Take a small lemon sized tamarind and soak in warm water for 20 minutes.
Heat a Clay pot. Once hot, add gingelly oil.
Add mustard seeds, urad dal and fenugreek seeds(vendhayam).
Now, 2 green chillies, lots of curry leaves and chopped shallots. Cook till shallots turn soft.
Add turmeric powder, Red Chilli powder and coriander powder. Saute for few seconds.
Now add chopped tomatoes. You need to cook till tomato turns mushy and forms a gravy(thokku like consistency). Add required salt as it will help in cooking tomatoes faster.
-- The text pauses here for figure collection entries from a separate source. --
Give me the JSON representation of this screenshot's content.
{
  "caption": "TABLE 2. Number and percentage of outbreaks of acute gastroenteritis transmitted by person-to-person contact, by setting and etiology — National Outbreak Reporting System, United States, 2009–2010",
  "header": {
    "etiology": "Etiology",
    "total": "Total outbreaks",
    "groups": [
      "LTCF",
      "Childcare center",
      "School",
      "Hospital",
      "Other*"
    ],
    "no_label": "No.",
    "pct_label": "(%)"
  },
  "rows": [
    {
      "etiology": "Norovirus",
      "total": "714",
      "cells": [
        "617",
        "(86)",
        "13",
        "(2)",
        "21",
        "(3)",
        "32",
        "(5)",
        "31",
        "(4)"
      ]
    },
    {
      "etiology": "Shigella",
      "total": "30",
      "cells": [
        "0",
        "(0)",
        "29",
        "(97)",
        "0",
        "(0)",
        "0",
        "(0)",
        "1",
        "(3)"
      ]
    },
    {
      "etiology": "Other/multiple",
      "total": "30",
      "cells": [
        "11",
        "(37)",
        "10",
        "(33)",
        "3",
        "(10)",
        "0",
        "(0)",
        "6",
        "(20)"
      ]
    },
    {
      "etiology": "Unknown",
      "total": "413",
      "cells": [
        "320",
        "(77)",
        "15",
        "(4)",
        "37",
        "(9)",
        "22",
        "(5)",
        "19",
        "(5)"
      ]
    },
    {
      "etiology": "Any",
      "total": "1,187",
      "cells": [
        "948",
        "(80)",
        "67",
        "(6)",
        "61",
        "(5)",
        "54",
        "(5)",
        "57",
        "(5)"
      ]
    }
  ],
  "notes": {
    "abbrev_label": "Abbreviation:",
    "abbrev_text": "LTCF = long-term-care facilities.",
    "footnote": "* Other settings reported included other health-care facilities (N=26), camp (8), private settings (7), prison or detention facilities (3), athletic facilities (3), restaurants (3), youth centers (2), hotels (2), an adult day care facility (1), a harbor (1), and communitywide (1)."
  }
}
Add Chopped raw mangoes and a cup of water. Cover the pan with a lid and cook for 3-4 mins.
Take the soaked tamarind and squeeze well. Discard the fibre. Now add the tamarind juice and 1 cup of water to the curry. Mix well.
Cook covered for 10 mins in medium flame. You will oil floating on the top. Taste the curry and adjust salt and spice.
Now add cleaned Nethili fish / Anchovies to the curry and let it cook for 5 - 6 mins.
Switch off the flame.
- Wash the fish very well to avoid bad odours.
- Adjust the spice level according to your taste preferences.
- Coriander powder thicken the curry. So you need to add 1 tbsp of Coriander Powder.
- You can omit Raw mango and use only Nethili Fish.
- You can also add brinjal to this curry.